REPUBLIKA.CO.ID, SLEMAN -- Pakar Hidrologi Fakultas Teknik Universitas Gadjah Mada (UGM), Agus Maryono, mengajak masyarakat terbiasa memanen air hujan saat musim hujan tiba. Kegiatan itu dirasa sangat perlu untuk mengantisipasi dampak kekeringan yang terjadi saat musim kemarau sebelumnya.
"Kita seharusnya selalu waspada menghadapi kekeringan layaknya mengantisipasi bahaya banjir," kata Agus.
Ia menilai, antisipasi kekeringan saat musim kemarau dapat diantisipasi dengan memaksimalkan air hujan yang turun dengan membuat bak penampung atau air dapat disalurkan ke dalam sumur.
"Mari kita kelola air hujan selama empat-enam bulan tersebut," ujar Agus.
Menurut Agus, menampung air hujan sangat bagus untuk mengurangi ketergantungan penduduk terhadap PDAM. Bahkan, ia merasa, para petani dapat pula memanfaatkan air hujan dengan membuat sumur atau kolam di sekitar lokasi pertanian.
Untuk rumah yang memiliki sumur, panen hujan bisa dilakukan dengan mengalirkan air hujan dari atap melalui pipa air menuju sumur. Bila tidak memiliki sumur, bisa dilakukan menggunakan bak-bak penampung.
Untuk menyaring air hujan dari kotoran debu di atap, bisa digunakan penyaring sederhana seperti bahan kain dan kaos. Namun, kebiasaan ini tidak dilakukan masyarakat karena tidak terbiasa melakukan itu.
Akibatnya, saat musim kemarau datang banyak daerah yang kekurangan sumber air. Padahal, ia menekankan, dulu masyarakat sangat akrab mengelola air hujan, tapi sekarang sudah diserahkan ke urusan teknis.
"Menyerahkannya ke PDAM atau bagian irigasi untuk pertanian," kata Agus.

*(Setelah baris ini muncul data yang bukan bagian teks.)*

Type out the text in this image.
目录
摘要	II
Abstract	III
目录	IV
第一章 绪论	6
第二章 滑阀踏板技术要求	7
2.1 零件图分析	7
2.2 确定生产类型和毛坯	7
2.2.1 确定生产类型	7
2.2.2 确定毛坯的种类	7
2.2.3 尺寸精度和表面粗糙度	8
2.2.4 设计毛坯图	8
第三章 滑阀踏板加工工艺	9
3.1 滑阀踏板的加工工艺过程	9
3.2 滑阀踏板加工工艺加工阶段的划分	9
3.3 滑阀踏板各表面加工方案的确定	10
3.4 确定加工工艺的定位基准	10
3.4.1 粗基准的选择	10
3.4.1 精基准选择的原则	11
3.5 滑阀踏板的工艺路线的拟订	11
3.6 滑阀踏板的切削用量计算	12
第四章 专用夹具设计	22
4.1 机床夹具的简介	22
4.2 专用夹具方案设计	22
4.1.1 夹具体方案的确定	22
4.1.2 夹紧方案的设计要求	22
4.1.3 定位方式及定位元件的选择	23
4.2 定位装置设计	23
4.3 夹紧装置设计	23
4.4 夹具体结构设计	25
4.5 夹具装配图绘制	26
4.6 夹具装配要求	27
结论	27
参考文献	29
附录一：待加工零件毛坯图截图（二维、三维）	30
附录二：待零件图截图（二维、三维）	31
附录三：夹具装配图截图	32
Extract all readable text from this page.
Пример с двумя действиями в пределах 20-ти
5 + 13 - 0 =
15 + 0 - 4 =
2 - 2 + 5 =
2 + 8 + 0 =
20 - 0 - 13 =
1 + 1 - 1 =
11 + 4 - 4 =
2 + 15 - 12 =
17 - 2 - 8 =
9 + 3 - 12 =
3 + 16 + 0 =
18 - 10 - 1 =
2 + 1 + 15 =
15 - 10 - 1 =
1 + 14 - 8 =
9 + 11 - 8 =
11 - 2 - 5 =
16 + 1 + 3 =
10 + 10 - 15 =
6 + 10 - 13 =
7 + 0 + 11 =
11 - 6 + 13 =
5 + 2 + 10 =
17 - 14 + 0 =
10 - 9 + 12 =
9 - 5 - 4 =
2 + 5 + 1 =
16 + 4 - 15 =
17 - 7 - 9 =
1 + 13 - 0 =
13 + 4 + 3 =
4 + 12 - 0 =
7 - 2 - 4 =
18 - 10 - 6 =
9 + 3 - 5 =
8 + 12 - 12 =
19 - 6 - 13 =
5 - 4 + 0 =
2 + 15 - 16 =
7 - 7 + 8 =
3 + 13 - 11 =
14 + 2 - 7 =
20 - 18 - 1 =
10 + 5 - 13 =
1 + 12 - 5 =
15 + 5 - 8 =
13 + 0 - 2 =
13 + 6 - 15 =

Untuk daerah pertanian, petani terbiasa membuat kolam ikan di persawahan yang menggunakan air hujan. Saat musim kemarau datang sisa air kolam masih merembes di sekitar persawahan.
"Air hujan bisa dimanfaatkan untuk perikanan," ujar Agus.

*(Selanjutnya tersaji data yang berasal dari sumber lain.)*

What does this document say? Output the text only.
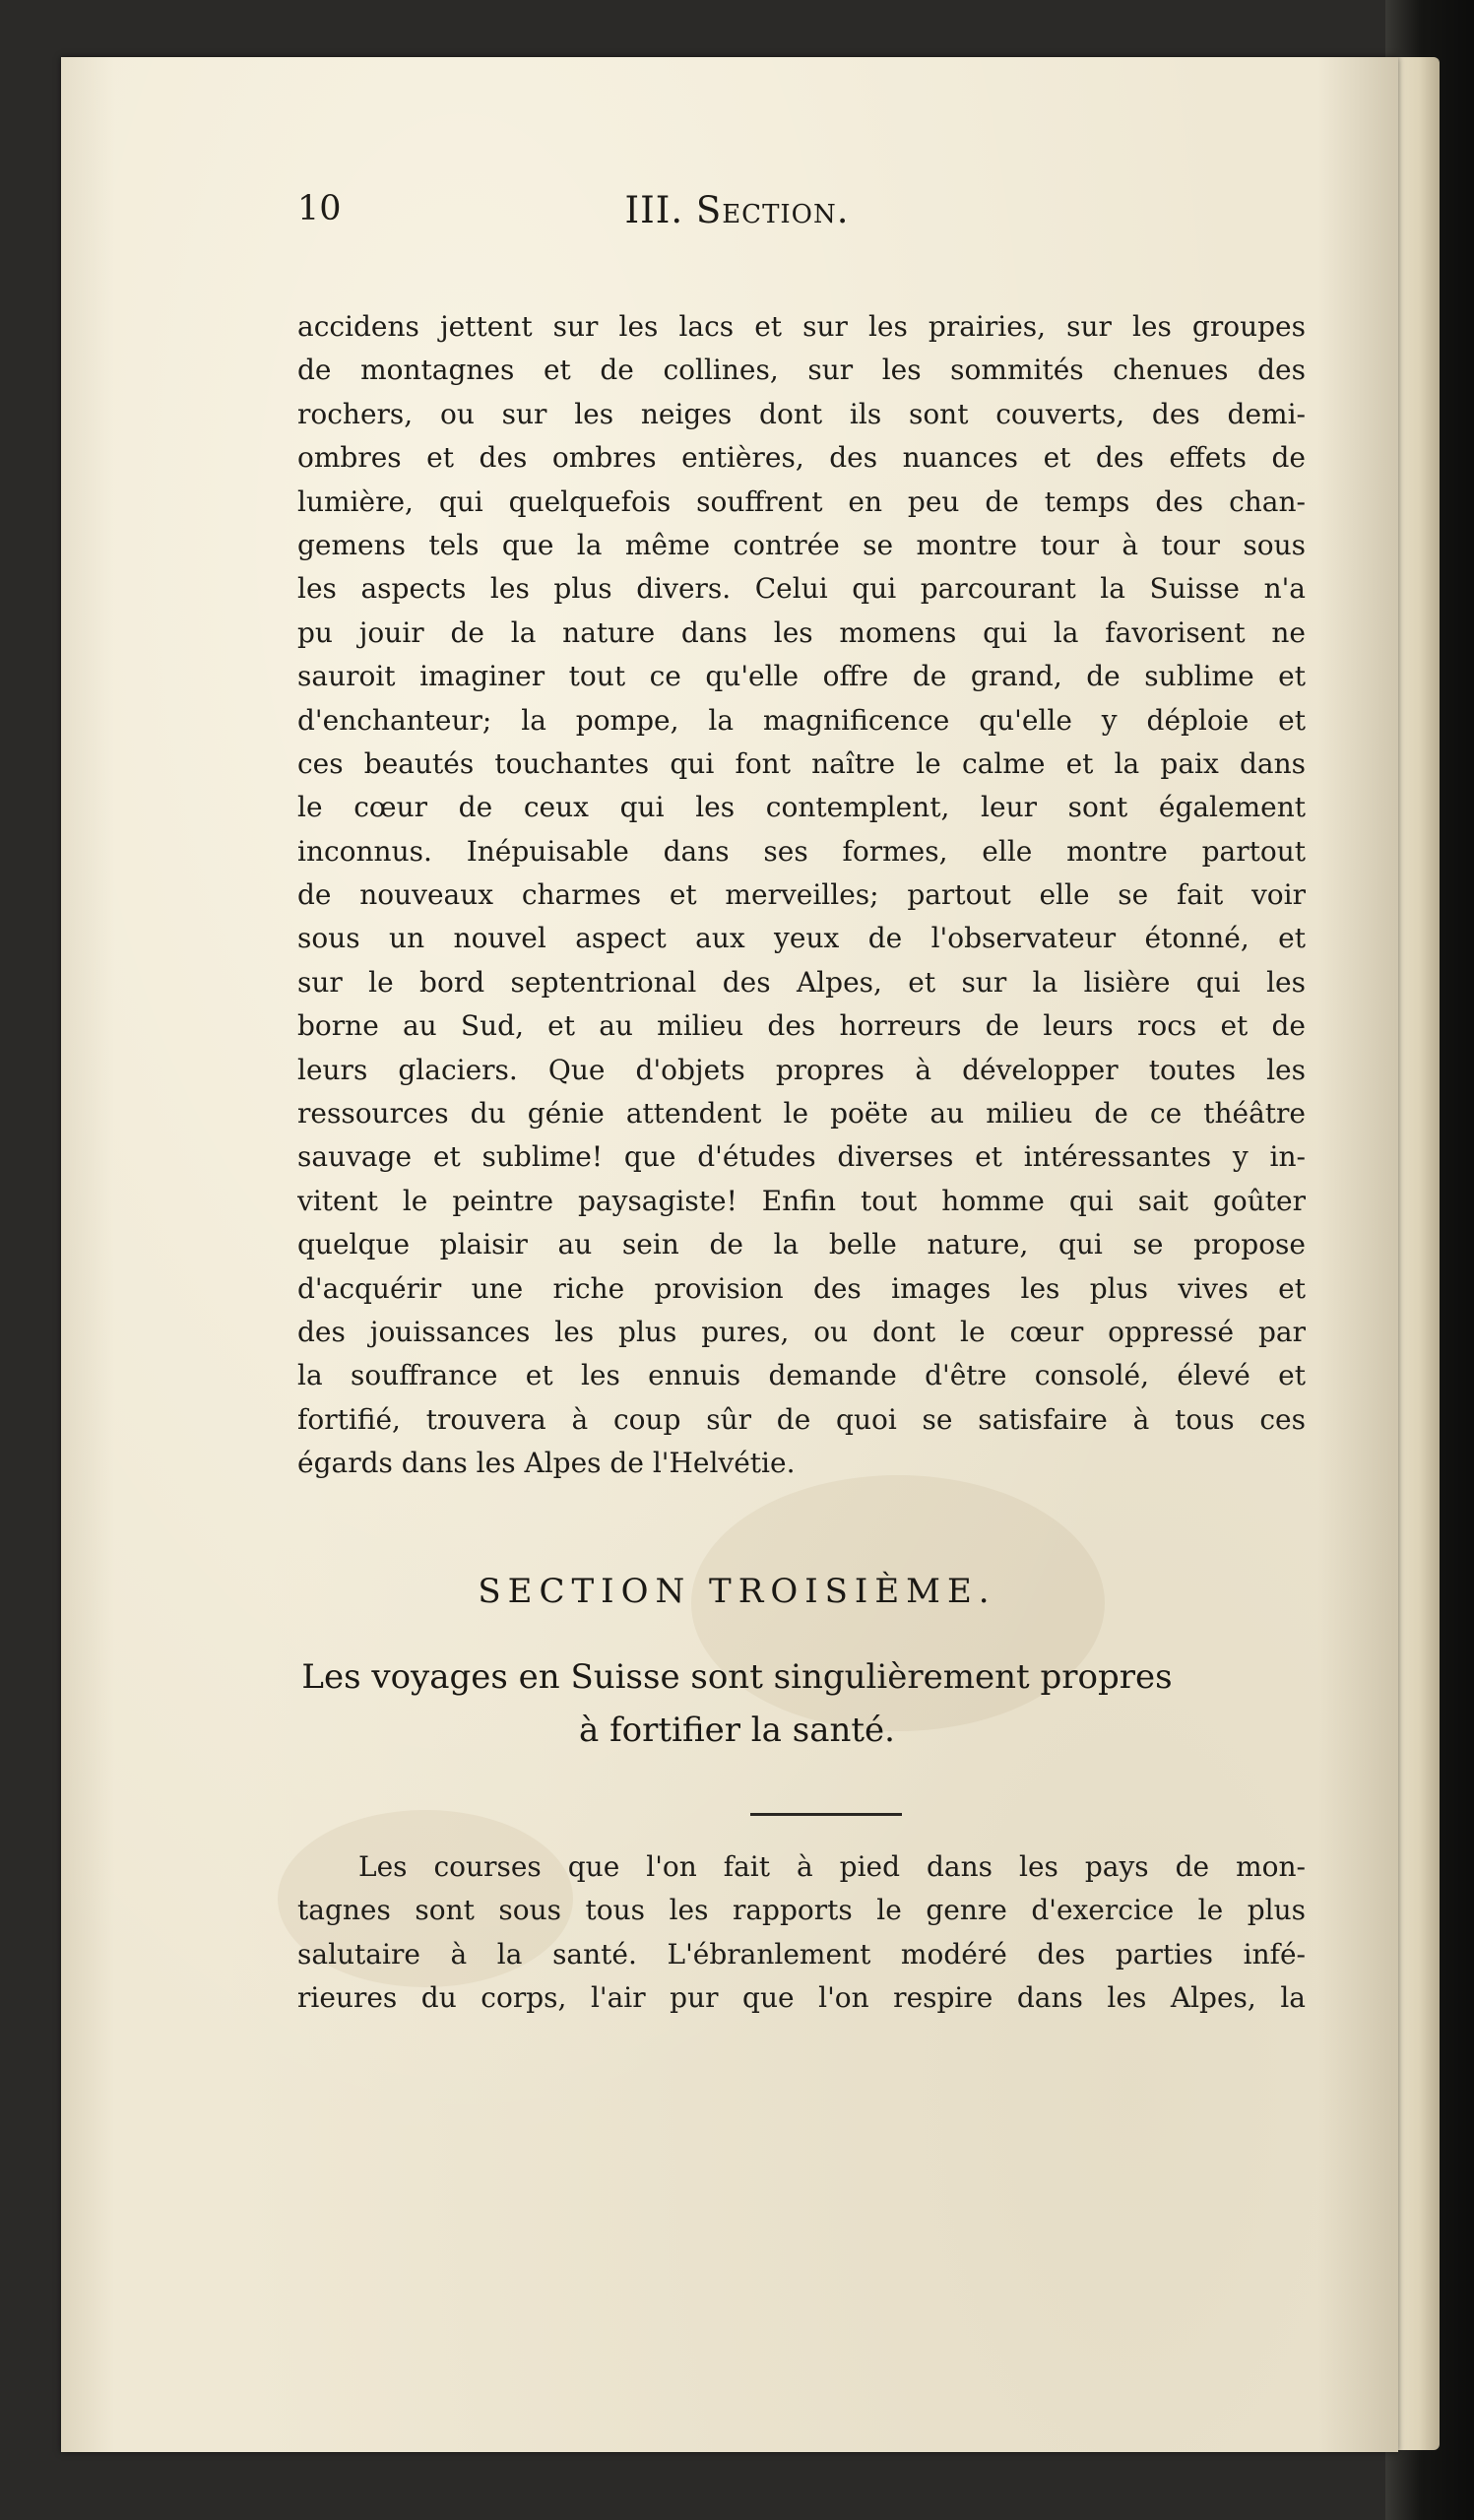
10	III. Section.
accidens jettent sur les lacs et sur les prairies, sur les groupes
de montagnes et de collines, sur les sommités chenues des
rochers, ou sur les neiges dont ils sont couverts, des demi-
ombres et des ombres entières, des nuances et des effets de
lumière, qui quelquefois souffrent en peu de temps des chan-
gemens tels que la même contrée se montre tour à tour sous
les aspects les plus divers. Celui qui parcourant la Suisse n'a
pu jouir de la nature dans les momens qui la favorisent ne
sauroit imaginer tout ce qu'elle offre de grand, de sublime et
d'enchanteur; la pompe, la magnificence qu'elle y déploie et
ces beautés touchantes qui font naître le calme et la paix dans
le cœur de ceux qui les contemplent, leur sont également
inconnus. Inépuisable dans ses formes, elle montre partout
de nouveaux charmes et merveilles; partout elle se fait voir
sous un nouvel aspect aux yeux de l'observateur étonné, et
sur le bord septentrional des Alpes, et sur la lisière qui les
borne au Sud, et au milieu des horreurs de leurs rocs et de
leurs glaciers. Que d'objets propres à développer toutes les
ressources du génie attendent le poëte au milieu de ce théâtre
sauvage et sublime! que d'études diverses et intéressantes y in-
vitent le peintre paysagiste! Enfin tout homme qui sait goûter
quelque plaisir au sein de la belle nature, qui se propose
d'acquérir une riche provision des images les plus vives et
des jouissances les plus pures, ou dont le cœur oppressé par
la souffrance et les ennuis demande d'être consolé, élevé et
fortifié, trouvera à coup sûr de quoi se satisfaire à tous ces
égards dans les Alpes de l'Helvétie.
SECTION TROISIÈME.
Les voyages en Suisse sont singulièrement propres
à fortifier la santé.
Les courses que l'on fait à pied dans les pays de mon-
tagnes sont sous tous les rapports le genre d'exercice le plus
salutaire à la santé. L'ébranlement modéré des parties infé-
rieures du corps, l'air pur que l'on respire dans les Alpes, la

Selain itu, Agus mengajak masyarakat terbiasa mencari sumber mata air. Malah, mengelola sumur tua yang sudah lama tidak terpakai untuk dikelola bisa menampung air hujan.

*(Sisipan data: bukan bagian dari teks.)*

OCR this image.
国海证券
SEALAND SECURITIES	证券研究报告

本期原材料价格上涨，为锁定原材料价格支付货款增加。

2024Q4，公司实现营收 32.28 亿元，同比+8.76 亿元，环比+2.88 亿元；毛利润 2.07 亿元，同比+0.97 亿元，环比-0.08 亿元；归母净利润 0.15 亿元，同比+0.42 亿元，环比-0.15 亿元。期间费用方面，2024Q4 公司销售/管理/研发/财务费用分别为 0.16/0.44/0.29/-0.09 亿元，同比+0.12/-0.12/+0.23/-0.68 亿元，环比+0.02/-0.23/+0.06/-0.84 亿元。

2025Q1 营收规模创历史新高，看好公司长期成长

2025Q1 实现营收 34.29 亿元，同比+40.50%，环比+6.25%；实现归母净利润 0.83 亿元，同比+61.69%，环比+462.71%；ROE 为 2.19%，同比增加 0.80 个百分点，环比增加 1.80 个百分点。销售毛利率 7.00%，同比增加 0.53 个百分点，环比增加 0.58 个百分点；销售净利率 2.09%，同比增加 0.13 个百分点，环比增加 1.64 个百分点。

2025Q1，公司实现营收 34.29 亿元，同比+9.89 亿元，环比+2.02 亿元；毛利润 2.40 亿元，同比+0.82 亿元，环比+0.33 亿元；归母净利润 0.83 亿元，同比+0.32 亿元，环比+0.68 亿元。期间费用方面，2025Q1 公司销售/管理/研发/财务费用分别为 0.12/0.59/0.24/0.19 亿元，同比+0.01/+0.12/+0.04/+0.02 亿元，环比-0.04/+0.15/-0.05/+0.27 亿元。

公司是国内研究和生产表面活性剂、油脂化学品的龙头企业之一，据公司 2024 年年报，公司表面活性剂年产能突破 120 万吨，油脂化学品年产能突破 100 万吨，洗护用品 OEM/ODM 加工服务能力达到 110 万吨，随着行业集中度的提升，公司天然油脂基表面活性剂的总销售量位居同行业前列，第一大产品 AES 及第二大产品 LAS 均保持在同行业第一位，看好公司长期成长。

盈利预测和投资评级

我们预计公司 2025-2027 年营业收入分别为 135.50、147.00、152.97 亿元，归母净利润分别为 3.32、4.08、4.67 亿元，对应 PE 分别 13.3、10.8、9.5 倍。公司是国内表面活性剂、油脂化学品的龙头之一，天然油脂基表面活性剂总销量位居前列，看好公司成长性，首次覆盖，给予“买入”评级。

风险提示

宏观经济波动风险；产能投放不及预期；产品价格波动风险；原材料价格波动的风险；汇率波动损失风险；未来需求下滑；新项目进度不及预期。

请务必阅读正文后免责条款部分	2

Menurut Agus, keperluan itu sangat penting untuk menampung air hujan dan bisa digunakan saat musim kemarau tiba. Soal kelayakan air hujan untuk dikonsumsi, ia menilai air hujan di Indonesia masih layak konsumsi.
Agus telah pula melakukan penelitian 20 kali lebih soal tingkat keasaman air hujan di berbagai daerah seperti Yogyakarta, Bali, Bogor sampai Jakarta. Dari sana ditemukan rata-rata tingkat derajat keasaman (pH) air hujan mencapai 7,2-7,4.
"Layak untuk dikonsumsi, namun untuk air hujan pertama hingga ketiga sebaiknya jangan dulu dikonsumi namun digunakan untuk keperluan lain karena masih berisi debu dan polusi lainnya," kata Agus.